How many times do you see the name “Zlatan” misspelled? Or “Ibrahimović,” for that matter? Not many, which is little mind boggling, when you think about it. American education standards are becoming a joke, yet every FIFA-playing 15-year-old that’s trolling you online knows how to spell a five-syllable Slavic surname. It’s both sad and amazing, as well as a testament to how popular “Ibra” has become. The man imposed his name upon the lexicon.
Along the way, the Swedish international has also imposed himself among the small but vocal group of detractors that used to define his image. It was only a few years ago – a time when people whose adherence to a series of old-school values refused to empathize with a thoroughly modern player. Was he humble, self-effacing or willing in any way to understate his talent? Never. Not even close. He was honest, confident and daring, but without the ability to play by others’ rules, those qualities morphed. Arrogant, selfish and reckless was what we were told. Worse: We were told those traits diminished his talent.
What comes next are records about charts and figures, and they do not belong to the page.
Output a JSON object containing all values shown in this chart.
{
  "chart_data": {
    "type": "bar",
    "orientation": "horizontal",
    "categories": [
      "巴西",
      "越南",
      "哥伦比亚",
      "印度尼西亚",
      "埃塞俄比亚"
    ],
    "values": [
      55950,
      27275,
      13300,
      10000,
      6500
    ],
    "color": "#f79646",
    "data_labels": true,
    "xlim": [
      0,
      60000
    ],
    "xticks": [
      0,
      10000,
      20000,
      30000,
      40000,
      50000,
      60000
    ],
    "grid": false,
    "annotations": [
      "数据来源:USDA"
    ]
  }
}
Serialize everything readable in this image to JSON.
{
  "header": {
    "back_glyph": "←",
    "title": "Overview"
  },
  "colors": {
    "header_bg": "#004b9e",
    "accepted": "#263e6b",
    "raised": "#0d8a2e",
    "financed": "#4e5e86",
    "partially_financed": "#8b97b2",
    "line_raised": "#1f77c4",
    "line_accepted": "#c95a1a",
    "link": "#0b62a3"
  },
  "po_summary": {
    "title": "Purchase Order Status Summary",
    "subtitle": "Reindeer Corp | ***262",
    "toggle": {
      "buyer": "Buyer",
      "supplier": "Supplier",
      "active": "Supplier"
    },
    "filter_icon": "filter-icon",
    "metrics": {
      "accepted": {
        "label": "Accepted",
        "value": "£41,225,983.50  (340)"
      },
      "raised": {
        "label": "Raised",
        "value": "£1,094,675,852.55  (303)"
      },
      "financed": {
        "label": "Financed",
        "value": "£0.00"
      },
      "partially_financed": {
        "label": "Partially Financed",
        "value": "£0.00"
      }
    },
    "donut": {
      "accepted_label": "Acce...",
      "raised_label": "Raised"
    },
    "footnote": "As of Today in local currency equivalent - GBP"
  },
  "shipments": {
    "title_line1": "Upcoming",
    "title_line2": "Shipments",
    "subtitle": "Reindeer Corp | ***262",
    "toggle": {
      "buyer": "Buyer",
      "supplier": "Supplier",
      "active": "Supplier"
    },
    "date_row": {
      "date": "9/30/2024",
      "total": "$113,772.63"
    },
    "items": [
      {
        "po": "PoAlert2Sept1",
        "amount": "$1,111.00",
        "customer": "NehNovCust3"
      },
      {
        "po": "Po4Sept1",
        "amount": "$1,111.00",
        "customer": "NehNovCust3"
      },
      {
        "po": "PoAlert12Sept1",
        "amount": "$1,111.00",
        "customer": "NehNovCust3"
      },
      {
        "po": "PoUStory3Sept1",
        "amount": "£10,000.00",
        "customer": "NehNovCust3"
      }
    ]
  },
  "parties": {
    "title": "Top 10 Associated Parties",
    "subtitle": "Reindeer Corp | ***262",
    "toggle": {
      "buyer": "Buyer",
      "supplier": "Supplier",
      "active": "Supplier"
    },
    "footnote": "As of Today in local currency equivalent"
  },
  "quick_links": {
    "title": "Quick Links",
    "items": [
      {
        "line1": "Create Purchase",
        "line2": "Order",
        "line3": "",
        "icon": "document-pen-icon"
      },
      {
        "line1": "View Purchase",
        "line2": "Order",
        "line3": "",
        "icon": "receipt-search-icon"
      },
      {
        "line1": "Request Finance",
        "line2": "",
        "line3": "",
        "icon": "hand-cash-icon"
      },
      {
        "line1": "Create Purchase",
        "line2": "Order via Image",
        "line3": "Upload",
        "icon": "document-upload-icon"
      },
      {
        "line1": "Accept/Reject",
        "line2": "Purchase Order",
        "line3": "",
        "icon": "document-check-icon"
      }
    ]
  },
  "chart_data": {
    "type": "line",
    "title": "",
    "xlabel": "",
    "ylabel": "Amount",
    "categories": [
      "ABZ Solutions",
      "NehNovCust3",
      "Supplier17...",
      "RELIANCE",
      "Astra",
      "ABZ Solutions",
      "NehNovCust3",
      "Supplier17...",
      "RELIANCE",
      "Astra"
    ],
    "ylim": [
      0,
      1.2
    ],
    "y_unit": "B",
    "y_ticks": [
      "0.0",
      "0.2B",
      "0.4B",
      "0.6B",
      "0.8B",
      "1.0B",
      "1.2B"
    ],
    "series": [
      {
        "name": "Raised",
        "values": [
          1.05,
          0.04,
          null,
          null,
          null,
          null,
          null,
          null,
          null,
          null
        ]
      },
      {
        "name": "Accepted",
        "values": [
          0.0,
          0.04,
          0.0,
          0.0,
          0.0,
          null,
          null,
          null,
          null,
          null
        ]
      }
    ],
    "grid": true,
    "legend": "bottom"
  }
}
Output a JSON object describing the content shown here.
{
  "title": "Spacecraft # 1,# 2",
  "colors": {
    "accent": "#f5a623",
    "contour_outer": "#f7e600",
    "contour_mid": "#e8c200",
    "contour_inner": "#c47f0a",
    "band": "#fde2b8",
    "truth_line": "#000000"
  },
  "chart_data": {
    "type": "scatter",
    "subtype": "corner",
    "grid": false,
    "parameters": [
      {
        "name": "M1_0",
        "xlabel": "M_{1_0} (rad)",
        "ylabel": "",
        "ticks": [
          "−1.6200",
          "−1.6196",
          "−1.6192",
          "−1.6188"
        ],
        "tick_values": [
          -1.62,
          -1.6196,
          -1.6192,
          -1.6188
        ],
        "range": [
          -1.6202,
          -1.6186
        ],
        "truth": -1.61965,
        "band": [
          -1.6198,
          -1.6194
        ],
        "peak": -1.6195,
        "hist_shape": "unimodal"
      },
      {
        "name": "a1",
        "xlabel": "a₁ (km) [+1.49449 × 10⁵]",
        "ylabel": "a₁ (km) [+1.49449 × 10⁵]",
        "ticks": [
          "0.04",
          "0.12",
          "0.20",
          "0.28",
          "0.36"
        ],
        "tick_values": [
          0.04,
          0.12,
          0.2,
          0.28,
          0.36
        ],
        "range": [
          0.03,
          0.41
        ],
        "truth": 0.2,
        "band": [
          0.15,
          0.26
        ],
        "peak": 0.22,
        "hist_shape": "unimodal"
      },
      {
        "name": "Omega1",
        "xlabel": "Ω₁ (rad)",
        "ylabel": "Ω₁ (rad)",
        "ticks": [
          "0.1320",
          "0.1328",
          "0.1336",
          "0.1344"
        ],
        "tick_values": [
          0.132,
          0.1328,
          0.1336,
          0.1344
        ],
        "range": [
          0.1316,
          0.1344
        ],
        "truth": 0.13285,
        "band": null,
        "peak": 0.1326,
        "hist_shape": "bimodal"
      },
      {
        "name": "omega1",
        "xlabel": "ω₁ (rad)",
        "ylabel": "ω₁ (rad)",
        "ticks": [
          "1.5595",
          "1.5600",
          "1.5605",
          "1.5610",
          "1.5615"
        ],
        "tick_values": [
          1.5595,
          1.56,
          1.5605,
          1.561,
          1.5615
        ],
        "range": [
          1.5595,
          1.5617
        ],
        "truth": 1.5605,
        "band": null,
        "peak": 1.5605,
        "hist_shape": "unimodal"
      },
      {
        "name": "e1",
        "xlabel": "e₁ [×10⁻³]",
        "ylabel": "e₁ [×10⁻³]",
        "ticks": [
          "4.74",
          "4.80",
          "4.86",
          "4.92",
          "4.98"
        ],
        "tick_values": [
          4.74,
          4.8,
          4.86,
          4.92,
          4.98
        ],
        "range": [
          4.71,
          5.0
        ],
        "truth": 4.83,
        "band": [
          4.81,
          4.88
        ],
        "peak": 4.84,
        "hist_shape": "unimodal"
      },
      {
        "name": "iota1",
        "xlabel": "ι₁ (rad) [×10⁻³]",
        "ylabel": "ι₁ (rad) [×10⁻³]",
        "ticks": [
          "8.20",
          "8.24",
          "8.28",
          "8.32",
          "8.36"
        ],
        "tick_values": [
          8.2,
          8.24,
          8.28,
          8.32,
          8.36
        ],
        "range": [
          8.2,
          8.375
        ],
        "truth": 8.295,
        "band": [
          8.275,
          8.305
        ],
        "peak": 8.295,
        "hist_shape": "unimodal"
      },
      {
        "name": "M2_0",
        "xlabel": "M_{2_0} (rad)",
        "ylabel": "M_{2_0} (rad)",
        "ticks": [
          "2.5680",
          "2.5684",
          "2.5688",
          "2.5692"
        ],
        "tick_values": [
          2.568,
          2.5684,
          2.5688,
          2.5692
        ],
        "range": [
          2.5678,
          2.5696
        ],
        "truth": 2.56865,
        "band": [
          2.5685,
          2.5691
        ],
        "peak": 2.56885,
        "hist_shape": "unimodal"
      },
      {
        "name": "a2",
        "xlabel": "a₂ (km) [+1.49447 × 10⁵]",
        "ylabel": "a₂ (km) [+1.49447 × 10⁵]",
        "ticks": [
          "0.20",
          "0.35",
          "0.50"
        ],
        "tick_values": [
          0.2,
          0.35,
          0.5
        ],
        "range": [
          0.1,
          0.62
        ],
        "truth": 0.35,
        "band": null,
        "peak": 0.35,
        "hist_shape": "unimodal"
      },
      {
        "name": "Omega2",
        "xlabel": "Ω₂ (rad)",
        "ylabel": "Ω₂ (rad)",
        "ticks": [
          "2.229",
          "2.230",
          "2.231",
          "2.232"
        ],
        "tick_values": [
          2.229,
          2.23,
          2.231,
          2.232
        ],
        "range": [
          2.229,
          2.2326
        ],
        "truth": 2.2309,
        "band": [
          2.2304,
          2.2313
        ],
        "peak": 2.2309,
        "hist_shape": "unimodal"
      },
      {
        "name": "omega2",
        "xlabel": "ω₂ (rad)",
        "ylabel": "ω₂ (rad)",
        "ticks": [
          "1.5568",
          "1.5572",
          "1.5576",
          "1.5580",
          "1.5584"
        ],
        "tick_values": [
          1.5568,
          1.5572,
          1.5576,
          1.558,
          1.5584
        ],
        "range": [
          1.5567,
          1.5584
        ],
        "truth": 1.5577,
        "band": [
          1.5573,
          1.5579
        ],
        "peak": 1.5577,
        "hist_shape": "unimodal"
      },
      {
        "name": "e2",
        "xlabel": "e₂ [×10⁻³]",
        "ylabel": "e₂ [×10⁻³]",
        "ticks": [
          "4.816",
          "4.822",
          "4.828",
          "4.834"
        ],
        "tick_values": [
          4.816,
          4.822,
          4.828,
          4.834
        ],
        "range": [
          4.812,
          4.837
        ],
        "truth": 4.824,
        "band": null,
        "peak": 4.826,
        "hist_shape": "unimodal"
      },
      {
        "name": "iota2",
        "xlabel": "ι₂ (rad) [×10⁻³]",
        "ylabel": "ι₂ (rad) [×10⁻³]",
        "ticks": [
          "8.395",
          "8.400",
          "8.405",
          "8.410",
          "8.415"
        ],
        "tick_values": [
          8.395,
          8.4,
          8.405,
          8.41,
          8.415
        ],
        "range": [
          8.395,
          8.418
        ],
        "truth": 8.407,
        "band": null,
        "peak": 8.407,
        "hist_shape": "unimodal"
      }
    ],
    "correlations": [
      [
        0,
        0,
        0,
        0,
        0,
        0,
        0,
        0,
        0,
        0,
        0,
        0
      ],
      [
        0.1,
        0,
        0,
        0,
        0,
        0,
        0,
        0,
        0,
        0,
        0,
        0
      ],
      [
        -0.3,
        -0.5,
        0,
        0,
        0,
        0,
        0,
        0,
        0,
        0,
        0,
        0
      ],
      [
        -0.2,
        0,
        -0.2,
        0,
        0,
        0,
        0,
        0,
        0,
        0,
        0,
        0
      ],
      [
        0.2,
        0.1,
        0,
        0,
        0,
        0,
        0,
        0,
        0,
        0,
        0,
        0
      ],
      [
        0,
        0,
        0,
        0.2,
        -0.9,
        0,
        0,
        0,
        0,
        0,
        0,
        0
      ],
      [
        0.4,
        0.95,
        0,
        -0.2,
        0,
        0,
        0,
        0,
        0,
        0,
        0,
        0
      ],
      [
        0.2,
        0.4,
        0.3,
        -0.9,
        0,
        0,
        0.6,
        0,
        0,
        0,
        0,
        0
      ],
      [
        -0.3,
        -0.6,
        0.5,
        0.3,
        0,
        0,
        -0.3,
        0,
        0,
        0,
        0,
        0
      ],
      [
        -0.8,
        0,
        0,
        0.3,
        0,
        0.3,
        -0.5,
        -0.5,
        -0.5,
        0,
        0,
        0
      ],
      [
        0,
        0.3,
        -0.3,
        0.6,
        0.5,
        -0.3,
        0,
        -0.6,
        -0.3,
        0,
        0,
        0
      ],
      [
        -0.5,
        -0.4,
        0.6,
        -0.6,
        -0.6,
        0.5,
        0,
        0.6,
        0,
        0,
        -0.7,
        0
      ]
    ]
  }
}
Thankfully, it was all bullshit. Time and common sense eventually won out. There was only so long convention could ignore a player who has won league titles with every team he’s been on. And no matter how much the game’s self-appointed custodians revered their rules — no matter how much Fleet Street, a rabid Italian press, or his short-lived adversaries in Spain wanted to spin the numbers — Ibrahimović was an irresistible talent, particularly to those who mattered most. The respect he’d won (often begrudgingly) within the game won out.
As this summer’s #DareToZlatan campaign showed, we’re now living in Zlatan’s world. Suddenly, and unpredictably, he may be the most popular player on the planet. Is he necessarily the best? No, nor does he have the commercial might behind him that others enjoy. Still, Ibra’s reminded us there’s a meaning beyond endorsements, followers, or goals. There’s a part of the sport that’s about the art of a perfectly trapped ball, the execution of a pass nobody would bother to try, the prestige of a bicycle kick that has already become immortal:
Long before moving to Paris Saint-Germain, Ibrahimović was a human highlight reel …
… but in Ligue 1 — a strong league, but one that’s well below his talent level — Zlatan has become the greatest show on earth. In a physical circuit, he’s never short of chances to display his strength and balance. But surrounded by talents like Edinson Cavani and Ezequiel Lavezzi, he has the room to do what he loves most: Drift away from the line, move toward the ball, and dominate the game like a mutant Riquelme.
He’s brought art back into the game, and while that may require him to eschew the surgical precision of players like Ronaldo and Messi, he wouldn’t have it any other way. We already have those types of talents, and he doesn’t want to join them. There is only one Ibra, just like he planned it.
It’s absolutely insane that his talent was ever debated, but if it wasn’t for that tension, Zlatan’s rise would be less remarkable. At this moment, one where Ibrahimović is almost universally respected (if not outright admired), he’s led us past the stodgy discussions that clouded that discourse. Having emerged as an icon of his own creation, Zlatan’s destroyed the old school. He’s moved the bar. He’s paved the the way for players like Daniel Sturridge, Mario Balotelli, and everybody else asked to embrace stardom. Zlatan is the dean of soccer’s new school.
And there’s nothing more intriguing than tearing down the establishment. Not 56 goals over the last two seasons. Not 10 league titles. Not a career that would make him a first ballot YouTube Hall of Famer.
When he retires, Mino Raiola’s press release shouldn’t tout his numbers. It should merely say, “We changed the game for you. You’re welcome.”